Page MenuHomePhabricator

[SLPVectorization] Vectorize flat addition in a single tree (+(+(+ v1 v2) v3) v4)

Authored by suyog on Dec 31 2014, 2:53 AM.



This is one more patch based on previous discussions.

This patch vectorizes flat addition of integer type from a single array whose
expression tree is of type (+(+(+ v1 v2) v3) v4).


int foo (int *a) {
  return a[0] + a[1] + a[2] + a[3];

The IR for above code is :

define i32 @hadd(i32* %a) {
    %0 = load i32* %a, align 4
    %arrayidx1 = getelementptr inbounds i32* %a, i32 1
    %1 = load i32* %arrayidx1, align 4
    %add = add nsw i32 %0, %1
    %arrayidx2 = getelementptr inbounds i32* %a, i32 2
    %2 = load i32* %arrayidx2, align 4
    %add3 = add nsw i32 %add, %2
    %arrayidx4 = getelementptr inbounds i32* %a, i32 3
    %3 = load i32* %arrayidx4, align 4
    %add5 = add nsw i32 %add3, %3
     ret i32 %add5

The above addition can be modeled as combination of two shuffle vectors, two vector adds and an extractelement instruction.

After vectorization with this patch IR :

define i32 @hadd(i32* %a) {
     %0 = bitcast i32* %a to <4 x i32>*
     %1 = load <4 x i32>* %0, align 4
     %rdx.shuf = shufflevector <4 x i32> %1, <4 x i32> undef, <4 x i32> <i32 2, i32 3, i32 undef, i32 undef>
     %bin.rdx = add <4 x i32> %1, %rdx.shuf
     %rdx.shuf1 = shufflevector <4 x i32> %bin.rdx, <4 x i32> undef, <4 x i32> <i32 1, i32 undef, i32 undef, i32 undef>
     %bin.rdx2 = add <4 x i32> %bin.rdx, %rdx.shuf1
     %2 = extractelement <4 x i32> %bin.rdx2, i32 0
     ret i32 %2

AArch assembly before patch :

ldp	 w8, w9, [x0]

ldp w10, w11, [x0, #8]
add w8, w8, w9
add w8, w8, w10
add w0, w8, w11

AArch assembly after this patch:

ldr	q0, [x0]

ext v1.16b, v0.16b, v0.16b, #8
add v0.4s, v0.4s, v1.4s
dup v1.4s, v0.s[1]
add v0.4s, v0.4s, v1.4s
fmov w0, s0


This patch handles any number of such addition like a[0]-a[7]. Added test case for same.

I have written a newfunction "matchFlatReduction" to identify this type of tree as i didn't want to disturb the original "matchAssociateReduction".

Please help in reviewing this patch.
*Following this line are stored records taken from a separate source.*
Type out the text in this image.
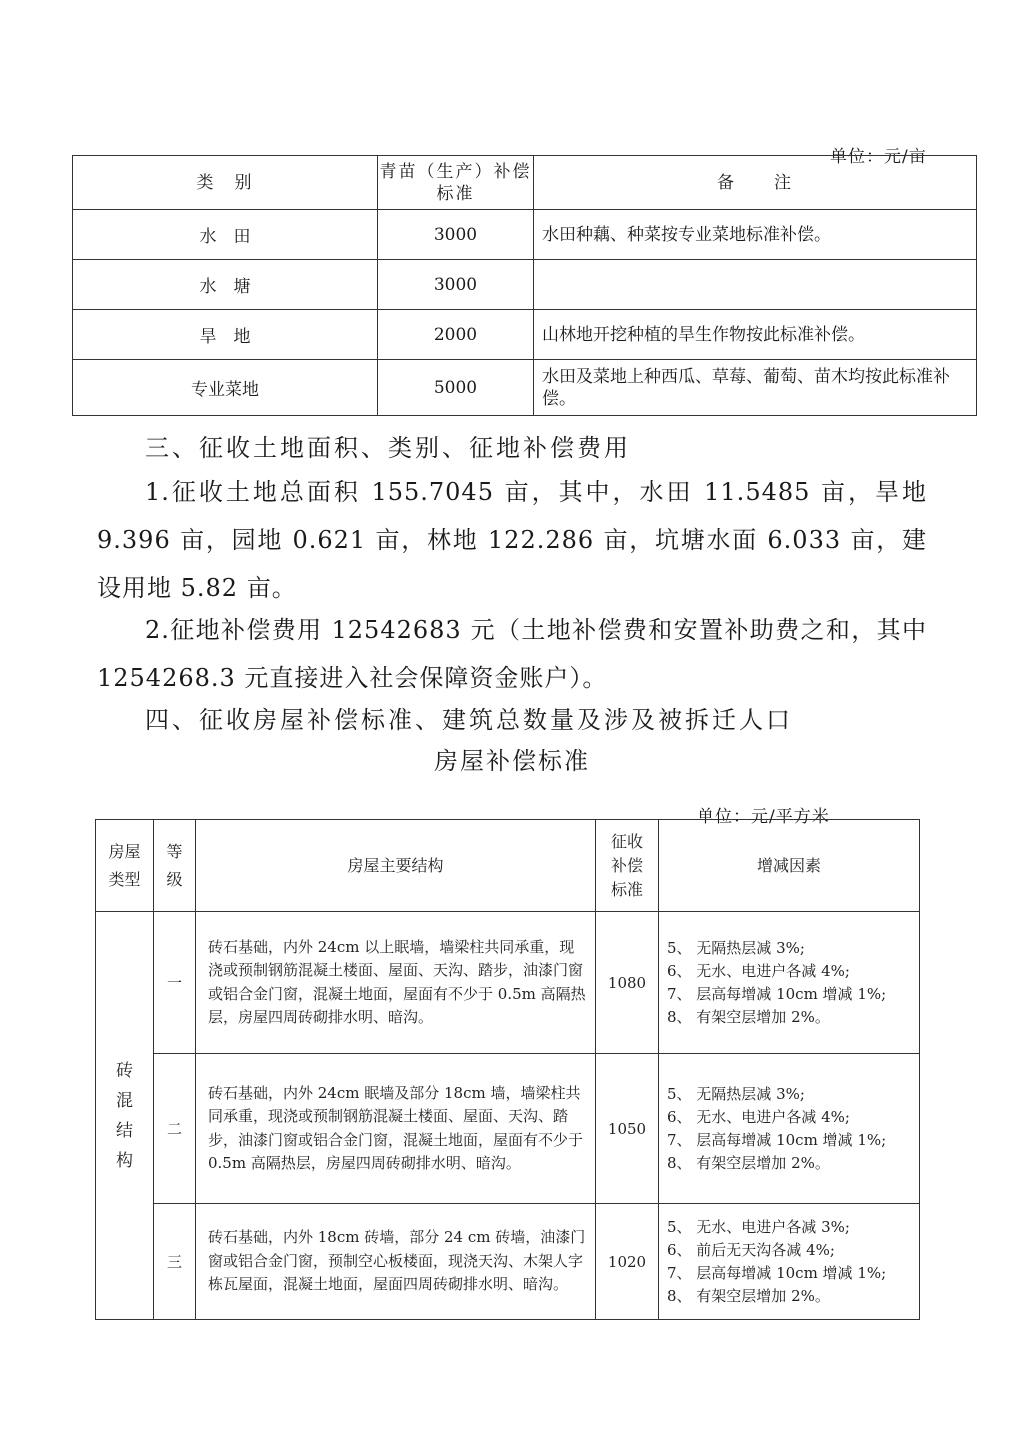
单位：元/亩
类　别	青苗（生产）补偿标准	备　　注
水　田	3000	水田种藕、种菜按专业菜地标准补偿。
水　塘	3000	
旱　地	2000	山林地开挖种植的旱生作物按此标准补偿。
专业菜地	5000	水田及菜地上种西瓜、草莓、葡萄、苗木均按此标准补偿。
三、征收土地面积、类别、征地补偿费用

1.征收土地总面积 155.7045 亩，其中，水田 11.5485 亩，旱地 9.396 亩，园地 0.621 亩，林地 122.286 亩，坑塘水面 6.033 亩，建设用地 5.82 亩。

2.征地补偿费用 12542683 元（土地补偿费和安置补助费之和，其中 1254268.3 元直接进入社会保障资金账户）。

四、征收房屋补偿标准、建筑总数量及涉及被拆迁人口
房屋补偿标准
单位：元/平方米
房屋类型	等级	房屋主要结构	征收补偿标准	增减因素
砖混结构	一	砖石基础，内外 24cm 以上眠墙，墙梁柱共同承重，现浇或预制钢筋混凝土楼面、屋面、天沟、踏步，油漆门窗或铝合金门窗，混凝土地面，屋面有不少于 0.5m 高隔热层，房屋四周砖砌排水明、暗沟。	1080	5、 无隔热层减 3%;
6、 无水、电进户各减 4%;
7、 层高每增减 10cm 增减 1%;
8、 有架空层增加 2%。

	二	砖石基础，内外 24cm 眠墙及部分 18cm 墙，墙梁柱共同承重，现浇或预制钢筋混凝土楼面、屋面、天沟、踏步，油漆门窗或铝合金门窗，混凝土地面，屋面有不少于 0.5m 高隔热层，房屋四周砖砌排水明、暗沟。	1050	5、 无隔热层减 3%;
6、 无水、电进户各减 4%;
7、 层高每增减 10cm 增减 1%;
8、 有架空层增加 2%。

	三	砖石基础，内外 18cm 砖墙，部分 24 cm 砖墙，油漆门窗或铝合金门窗，预制空心板楼面，现浇天沟、木架人字栋瓦屋面，混凝土地面，屋面四周砖砌排水明、暗沟。	1020	5、 无水、电进户各减 3%;
6、 前后无天沟各减 4%;
7、 层高每增减 10cm 增减 1%;
8、 有架空层增加 2%。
No make-check regressions observed.


Diff Detail


Event Timeline

suyog updated this revision to Diff 17744.Dec 31 2014, 2:53 AM
suyog retitled this revision from to [SLPVectorization] Vectorize flat addition in a single tree (+(+(+ v1 v2) v3) v4).
suyog updated this object.
suyog edited the test plan for this revision. (Show Details)
suyog set the repository for this revision to rL LLVM.
suyog added a subscriber: Unknown Object (MLST).

Hey Suyog,

Looks interesting :-) I can't speak for the technical content, but I did notice a few stylistic problems which might save you some patch ping-pong later.

See inline.



Why three slashes? Normally we use two.


It's more conventional in LLVM to type these as Value *Op0, the style you're using in this function varies from declaration to declaration. There are several more instances of this in the patch.


Add a space after the if. There are several instances of this in the patch, including for other control constructs.


Looks like you're an indent level too far in here.


This looks a bit weird, I suggest you run it through clang-format.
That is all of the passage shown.